Industry groups emphasised her role as a mentor. SAG-AFTRA noted that she supported younger actors and was generous with advice based on her decades of experience in an unpredictable profession. Accounts from former students and colleagues have credited her with encouraging them to take risks and approach roles with emotional honesty, qualities that had distinguished her own work from the 1960s onwards.
Kirkland’s death leaves a substantial body of work that cuts across genres and eras: underground film experiments, Hollywood dramas, television procedurals, soap operas and the broad comedies that gave her widest mainstream exposure. Beyond Bruce Almighty and other late-career credits, many obituaries have pointed audiences back to Anna, arguing that it remains the best representation of her abilities – a portrait of an ageing performer fighting to retain dignity and influence in an industry that often prefers youth.
She continued to accept roles and make public appearances well into her eighties, even as her health declined. Friends said she remained interested in new projects and maintained close ties with spiritual communities and charities she had supported for years.
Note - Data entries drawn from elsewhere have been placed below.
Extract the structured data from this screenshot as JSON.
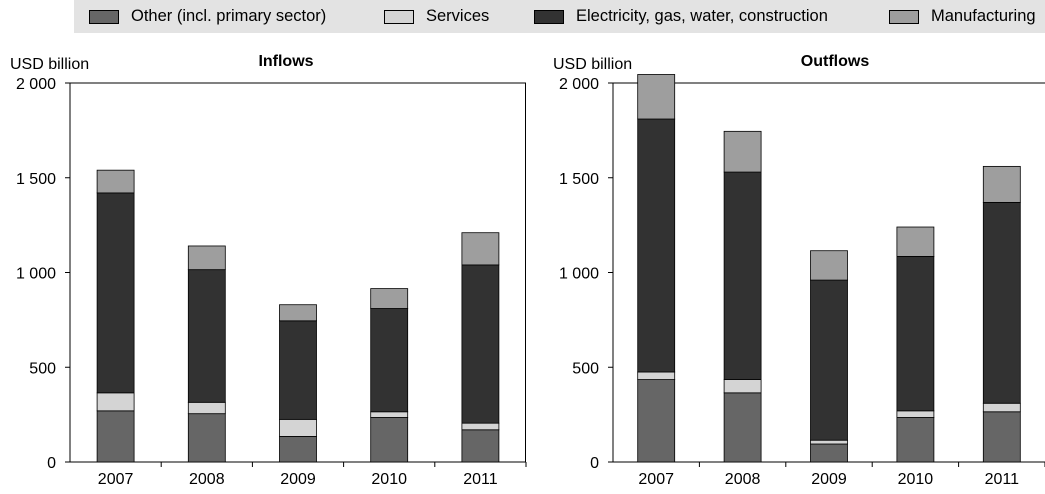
{
  "legend": [
    {
      "label": "Other (incl. primary sector)",
      "color": "#666666"
    },
    {
      "label": "Services",
      "color": "#d4d4d4"
    },
    {
      "label": "Electricity, gas, water, construction",
      "color": "#323232"
    },
    {
      "label": "Manufacturing",
      "color": "#9e9e9e"
    }
  ],
  "chart_data": [
    {
      "type": "bar",
      "stacked": true,
      "title": "Inflows",
      "ylabel": "USD billion",
      "categories": [
        "2007",
        "2008",
        "2009",
        "2010",
        "2011"
      ],
      "ylim": [
        0,
        2000
      ],
      "yticks": [
        0,
        500,
        1000,
        1500,
        2000
      ],
      "ytick_labels": [
        "0",
        "500",
        "1 000",
        "1 500",
        "2 000"
      ],
      "series": [
        {
          "name": "Other (incl. primary sector)",
          "color": "#666666",
          "values": [
            270,
            255,
            135,
            235,
            170
          ]
        },
        {
          "name": "Services",
          "color": "#d4d4d4",
          "values": [
            95,
            60,
            90,
            30,
            35
          ]
        },
        {
          "name": "Electricity, gas, water, construction",
          "color": "#323232",
          "values": [
            1055,
            700,
            520,
            545,
            835
          ]
        },
        {
          "name": "Manufacturing",
          "color": "#9e9e9e",
          "values": [
            120,
            125,
            85,
            105,
            170
          ]
        }
      ]
    },
    {
      "type": "bar",
      "stacked": true,
      "title": "Outflows",
      "ylabel": "USD billion",
      "categories": [
        "2007",
        "2008",
        "2009",
        "2010",
        "2011"
      ],
      "ylim": [
        0,
        2000
      ],
      "yticks": [
        0,
        500,
        1000,
        1500,
        2000
      ],
      "ytick_labels": [
        "0",
        "500",
        "1 000",
        "1 500",
        "2 000"
      ],
      "series": [
        {
          "name": "Other (incl. primary sector)",
          "color": "#666666",
          "values": [
            435,
            365,
            95,
            235,
            265
          ]
        },
        {
          "name": "Services",
          "color": "#d4d4d4",
          "values": [
            40,
            70,
            20,
            35,
            45
          ]
        },
        {
          "name": "Electricity, gas, water, construction",
          "color": "#323232",
          "values": [
            1335,
            1095,
            845,
            815,
            1060
          ]
        },
        {
          "name": "Manufacturing",
          "color": "#9e9e9e",
          "values": [
            235,
            215,
            155,
            155,
            190
          ]
        }
      ]
    }
  ]
}
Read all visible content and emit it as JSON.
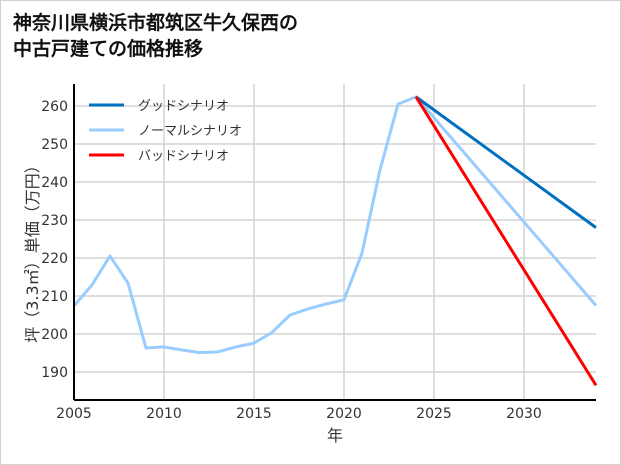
{
  "chart_data": {
    "type": "line",
    "title": "神奈川県横浜市都筑区牛久保西の中古戸建ての価格推移",
    "title_lines": [
      "神奈川県横浜市都筑区牛久保西の",
      "中古戸建ての価格推移"
    ],
    "xlabel": "年",
    "ylabel": "坪（3.3㎡）単価（万円）",
    "xlim": [
      2005,
      2034
    ],
    "ylim": [
      183,
      267
    ],
    "x_ticks": [
      2005,
      2010,
      2015,
      2020,
      2025,
      2030
    ],
    "y_ticks": [
      190,
      200,
      210,
      220,
      230,
      240,
      250,
      260
    ],
    "grid": true,
    "legend_position": "upper left",
    "series": [
      {
        "name": "グッドシナリオ",
        "color": "#0070c0",
        "x": [
          2024,
          2034
        ],
        "values": [
          262.4,
          228.0
        ]
      },
      {
        "name": "ノーマルシナリオ",
        "color": "#99ccff",
        "x": [
          2005,
          2006,
          2007,
          2008,
          2009,
          2010,
          2011,
          2012,
          2013,
          2014,
          2015,
          2016,
          2017,
          2018,
          2019,
          2020,
          2021,
          2022,
          2023,
          2024,
          2034
        ],
        "values": [
          207.4,
          212.9,
          220.5,
          213.4,
          196.3,
          196.6,
          195.8,
          195.1,
          195.3,
          196.6,
          197.6,
          200.4,
          205.0,
          206.6,
          207.9,
          209.0,
          221.3,
          243.2,
          260.5,
          262.4,
          207.5
        ]
      },
      {
        "name": "バッドシナリオ",
        "color": "#ff0000",
        "x": [
          2024,
          2034
        ],
        "values": [
          262.4,
          186.5
        ]
      }
    ]
  }
}
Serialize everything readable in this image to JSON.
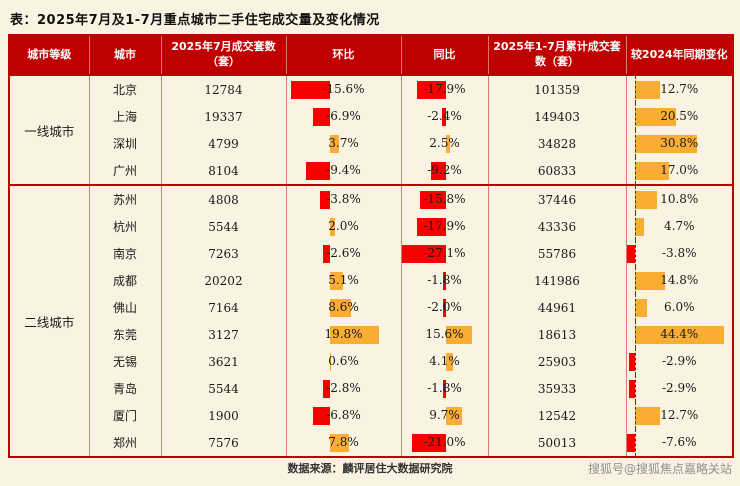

Sally Kirkland is survived by a legacy that encompasses both her contributions to film and television and her work off-screen on behalf of vulnerable people. Colleagues and fans paying tribute this week have emphasised that combination, remembering not only an Oscar-nominated actor whose name was attached to films from The Sting to Bruce Almighty, but also a campaigner and mentor whose influence extended far beyond any single role.